David Lang


by Michael Kabran

16 February 2009


He may not be Kanye West but, in the world of contemporary classical and avant-garde music, David Lang’s star is seriously blingin’. It was no surprise to critics when the New York-based composer nabbed 2008’s Pulitzer Prize in music for his Little Match Girl Passion, a powerfully simplistic and surprisingly accessible work, based on a Hans Christian Andersen fable and inspired by a Bach composition, scored only for voice and percussion. Among his musical colleagues—in and out of the classical realm—Lang had already earned major street cred for co-founding the now legendary Bang on a Can musical foundation. Bang on a Can has commissioned works from a wide range of exciting artists, including noise rocker Thurston Moore, jazz drummer John Hollenbeck, and experimental pianist Matthew Shipp. The organization has also served as the catalyst for a variety of touring and recording groups like the similarly named Bang on a Can All-Stars.

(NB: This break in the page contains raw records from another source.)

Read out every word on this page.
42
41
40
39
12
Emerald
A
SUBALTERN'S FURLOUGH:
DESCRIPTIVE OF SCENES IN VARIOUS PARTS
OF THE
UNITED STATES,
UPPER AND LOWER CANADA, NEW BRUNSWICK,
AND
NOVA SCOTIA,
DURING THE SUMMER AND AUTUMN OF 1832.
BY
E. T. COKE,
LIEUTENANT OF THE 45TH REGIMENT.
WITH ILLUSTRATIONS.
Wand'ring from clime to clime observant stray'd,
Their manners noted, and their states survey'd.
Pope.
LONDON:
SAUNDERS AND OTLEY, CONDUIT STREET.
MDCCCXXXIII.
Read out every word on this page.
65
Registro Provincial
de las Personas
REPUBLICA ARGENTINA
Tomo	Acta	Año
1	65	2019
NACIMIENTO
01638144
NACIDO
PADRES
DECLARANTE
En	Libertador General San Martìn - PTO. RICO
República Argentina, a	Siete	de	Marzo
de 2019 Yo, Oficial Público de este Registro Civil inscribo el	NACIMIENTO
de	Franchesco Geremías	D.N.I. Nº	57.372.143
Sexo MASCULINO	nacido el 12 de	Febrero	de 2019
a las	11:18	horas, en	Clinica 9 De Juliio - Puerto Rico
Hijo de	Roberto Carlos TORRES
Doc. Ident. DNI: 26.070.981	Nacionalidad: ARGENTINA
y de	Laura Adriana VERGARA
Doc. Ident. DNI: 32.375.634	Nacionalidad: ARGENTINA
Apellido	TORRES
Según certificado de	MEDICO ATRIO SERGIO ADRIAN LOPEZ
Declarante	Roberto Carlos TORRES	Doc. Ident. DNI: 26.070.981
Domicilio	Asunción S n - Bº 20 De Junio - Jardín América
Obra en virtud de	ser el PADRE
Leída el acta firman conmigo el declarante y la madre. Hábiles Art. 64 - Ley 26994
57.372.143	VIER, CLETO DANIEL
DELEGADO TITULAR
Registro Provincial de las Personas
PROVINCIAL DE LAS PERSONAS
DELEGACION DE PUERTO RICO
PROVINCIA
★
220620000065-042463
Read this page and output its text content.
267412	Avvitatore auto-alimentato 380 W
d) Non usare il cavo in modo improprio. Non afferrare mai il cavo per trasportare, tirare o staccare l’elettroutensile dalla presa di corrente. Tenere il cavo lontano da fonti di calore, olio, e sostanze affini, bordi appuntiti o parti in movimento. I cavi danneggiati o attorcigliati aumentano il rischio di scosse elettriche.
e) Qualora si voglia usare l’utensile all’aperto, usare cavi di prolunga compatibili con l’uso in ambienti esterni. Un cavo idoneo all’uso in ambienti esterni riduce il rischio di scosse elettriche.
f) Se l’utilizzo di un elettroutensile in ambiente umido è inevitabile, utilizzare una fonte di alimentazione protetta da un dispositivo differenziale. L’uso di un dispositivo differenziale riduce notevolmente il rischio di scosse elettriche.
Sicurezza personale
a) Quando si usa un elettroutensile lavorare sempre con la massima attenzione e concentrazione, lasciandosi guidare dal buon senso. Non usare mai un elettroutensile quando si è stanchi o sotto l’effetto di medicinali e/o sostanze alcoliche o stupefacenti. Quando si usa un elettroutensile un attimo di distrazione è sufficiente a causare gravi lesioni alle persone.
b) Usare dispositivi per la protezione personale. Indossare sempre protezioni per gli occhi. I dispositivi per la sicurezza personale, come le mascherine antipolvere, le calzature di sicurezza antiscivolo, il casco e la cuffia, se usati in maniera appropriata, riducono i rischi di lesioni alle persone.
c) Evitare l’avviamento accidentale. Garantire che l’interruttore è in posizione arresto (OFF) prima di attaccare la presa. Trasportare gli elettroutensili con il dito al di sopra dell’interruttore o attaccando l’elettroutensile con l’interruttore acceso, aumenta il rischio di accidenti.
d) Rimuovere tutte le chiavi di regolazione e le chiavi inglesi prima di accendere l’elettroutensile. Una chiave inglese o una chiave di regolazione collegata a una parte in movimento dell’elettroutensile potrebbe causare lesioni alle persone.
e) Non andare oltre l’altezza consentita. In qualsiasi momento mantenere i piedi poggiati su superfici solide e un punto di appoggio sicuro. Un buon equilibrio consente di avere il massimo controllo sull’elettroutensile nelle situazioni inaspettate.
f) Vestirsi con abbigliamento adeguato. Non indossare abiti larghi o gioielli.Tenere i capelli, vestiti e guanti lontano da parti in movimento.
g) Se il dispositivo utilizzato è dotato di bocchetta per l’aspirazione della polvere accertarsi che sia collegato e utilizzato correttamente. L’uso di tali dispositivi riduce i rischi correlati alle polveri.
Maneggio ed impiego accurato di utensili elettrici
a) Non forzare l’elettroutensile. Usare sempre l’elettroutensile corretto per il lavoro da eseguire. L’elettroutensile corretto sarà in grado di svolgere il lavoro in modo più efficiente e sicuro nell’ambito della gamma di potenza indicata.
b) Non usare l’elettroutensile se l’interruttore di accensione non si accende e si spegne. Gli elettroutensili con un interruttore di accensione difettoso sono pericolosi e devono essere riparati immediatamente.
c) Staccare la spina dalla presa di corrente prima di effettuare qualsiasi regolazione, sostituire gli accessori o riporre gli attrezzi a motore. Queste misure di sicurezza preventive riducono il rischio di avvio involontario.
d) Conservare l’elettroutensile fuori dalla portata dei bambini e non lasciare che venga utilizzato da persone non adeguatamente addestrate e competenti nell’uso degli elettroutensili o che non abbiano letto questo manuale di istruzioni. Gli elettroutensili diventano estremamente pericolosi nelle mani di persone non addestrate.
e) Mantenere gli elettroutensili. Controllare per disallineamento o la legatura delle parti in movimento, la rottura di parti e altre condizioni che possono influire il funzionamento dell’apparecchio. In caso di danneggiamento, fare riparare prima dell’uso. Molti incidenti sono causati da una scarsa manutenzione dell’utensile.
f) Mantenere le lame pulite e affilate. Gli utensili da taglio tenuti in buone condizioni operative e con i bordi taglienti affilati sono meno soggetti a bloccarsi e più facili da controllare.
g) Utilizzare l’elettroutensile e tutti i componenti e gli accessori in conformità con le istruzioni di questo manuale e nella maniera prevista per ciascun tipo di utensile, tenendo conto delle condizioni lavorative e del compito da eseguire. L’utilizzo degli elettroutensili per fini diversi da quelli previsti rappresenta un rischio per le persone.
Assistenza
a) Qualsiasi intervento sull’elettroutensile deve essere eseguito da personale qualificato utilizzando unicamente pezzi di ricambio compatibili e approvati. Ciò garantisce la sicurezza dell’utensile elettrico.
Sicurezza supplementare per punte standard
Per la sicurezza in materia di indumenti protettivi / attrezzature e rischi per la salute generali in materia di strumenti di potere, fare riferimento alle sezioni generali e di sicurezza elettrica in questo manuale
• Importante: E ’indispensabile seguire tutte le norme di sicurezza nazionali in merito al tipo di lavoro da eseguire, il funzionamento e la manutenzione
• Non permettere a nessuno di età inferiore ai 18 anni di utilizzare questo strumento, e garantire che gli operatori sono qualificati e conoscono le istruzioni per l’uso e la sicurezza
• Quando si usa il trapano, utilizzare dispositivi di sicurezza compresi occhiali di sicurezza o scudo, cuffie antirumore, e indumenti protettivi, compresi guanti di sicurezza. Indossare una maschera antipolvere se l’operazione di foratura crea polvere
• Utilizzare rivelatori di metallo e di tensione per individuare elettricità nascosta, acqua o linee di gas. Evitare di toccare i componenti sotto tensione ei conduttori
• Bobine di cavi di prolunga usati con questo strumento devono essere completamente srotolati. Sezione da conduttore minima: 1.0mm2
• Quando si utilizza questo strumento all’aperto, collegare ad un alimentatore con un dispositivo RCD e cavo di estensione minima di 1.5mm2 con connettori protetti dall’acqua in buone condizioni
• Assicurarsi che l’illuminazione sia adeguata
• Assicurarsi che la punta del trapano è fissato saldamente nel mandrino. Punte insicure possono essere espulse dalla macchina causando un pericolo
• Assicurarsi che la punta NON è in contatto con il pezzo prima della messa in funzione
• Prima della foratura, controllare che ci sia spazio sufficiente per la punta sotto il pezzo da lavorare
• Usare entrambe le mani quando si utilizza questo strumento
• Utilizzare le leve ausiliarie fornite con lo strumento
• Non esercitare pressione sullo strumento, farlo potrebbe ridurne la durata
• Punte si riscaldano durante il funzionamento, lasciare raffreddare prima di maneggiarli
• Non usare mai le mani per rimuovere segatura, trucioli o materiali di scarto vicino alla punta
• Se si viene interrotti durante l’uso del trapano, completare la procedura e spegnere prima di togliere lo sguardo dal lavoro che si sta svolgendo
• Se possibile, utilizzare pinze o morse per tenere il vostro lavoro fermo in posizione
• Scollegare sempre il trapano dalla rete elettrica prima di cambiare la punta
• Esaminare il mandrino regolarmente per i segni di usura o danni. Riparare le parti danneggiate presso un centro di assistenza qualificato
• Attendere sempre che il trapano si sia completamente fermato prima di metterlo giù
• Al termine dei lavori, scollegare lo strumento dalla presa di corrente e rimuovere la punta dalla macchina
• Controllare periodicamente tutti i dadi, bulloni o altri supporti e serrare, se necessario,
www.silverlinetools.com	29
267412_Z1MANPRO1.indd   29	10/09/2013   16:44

What has made Lang particularly appealing as a composer is that, unlike many of his peers, he has never shied away from rock and jazz and never championed classical music’s superiority over pop and folk forms. Pierced, a brilliant new collection featuring four Lang originals and an arrangement of the Velvet Underground classic anti-anthem “Heroin”, is no exception. The album epitomizes Lang’s aesthetic, feeding equally off jazz, pop, and classical experimental music, with the swinging polyrhythms of post-bop, the edginess of metal, and the atonal inflections of horror movie music.
Pierced‘s eponymous and aptly named opening track, which features conductor Gil Rose’s Boston Modern Orchestra Project, is a rhythmic smorgasbord that seems to pull from jazz, rock, and dub-step realms all at once. The song begins with a jazzy repeating staccato passage of chromatic percussion—xylophone, vibraphone, etc.—that pierces the air, creating an uncomfortable, almost maddening feeling in listener. A second section replaces the chromatic percussion with staccato strings that seem to gnarl and fizzle like punk power chords. The entire song is underscored by percussionist David Cossin’s muscular bass drum which steamrolls out of control into an almost dub-step snare and kick drum coda.

cover art

David Lang


US: 18 Nov 2008
UK: Available as import

Lang’s arrangement of Lou Reed’s “Heroin” proves to be the album’s biggest success. At first listen, even the most ardent critics of the Velvet Underground would be appalled at Lang’s apparent destruction of a punk classic. Gone are the rough-around-the-edges, off-key vocals and sparse, distorted power-chord accompaniment that made the original version such an underground sensation. It’s only after repeated listens that you come to realize that Lang isn’t performing destruction as much as he is performing deconstruction. The song, performed as a duo by cellist Felix Fan and rising star jazz vocalist Theo Bleckmann, is somber, slow, and polished. Like the Zapruder film, Lang has slowed every syllable and every chord, in an effort to expose every blemish. Each word is a series of tones, chanted by Bleckmann like a Gregorian monk. Each chord is a sequence of arpeggiated notes, which Fan infuses with a velvety coolness. The song’s meaning is conveyed not in the meaning of the lyrics but in their sound and the sound of the accompanying chords. As a result, the starkness and accessibility of the original version isn’t lost but simply transmogrified. It is a triumph of music in any genre.

The rest of the songs on Pierced are all also highlights. “Cheating, Lying, Stealing”, a Lang composition from 1993, is a clear predecessor to the album’s title track. It features repeating rhythmic passages augmented by electronic flourishes that give the song a futuristic quality. This music could easily have served as the soundtrack to Bladerunner or Running Man. “How to Pray”, a 2002 work, includes a swinging piano and string riff that is sure fodder for hip-hop producers the world over. “Wed”, featuring Andrew Russo on solo keyboard playing a minimalist work, is delicate and funereal, a perfect theme to HBO’s Six Feet Under.

Pierced is a significant achievement, not only because it sates the appetite of the diehard 21st century classic music aficionado but because it serves as an avant-garde music gateway drug to modern jazz, post-rock, and electronica enthusiasts—fans of William Parker and Anthony Braxton, Sigur Ros and Godspeed You! Black Emperor, Madlib and the Bug should take notice, if they haven’t already.

Whether or not Pierced is the future of experimental music or classical music or all music remains to be seen. What is certain is that Lang has seriously laid down the gauntlet for future composers across all genres with a deceptively simple, beautiful, unsettling, and varied work that owes as much to Grandmaster Flash and Brian Eno as it does to Arnold Schoenberg and Morton Feldman.  That is a serious accomplishment.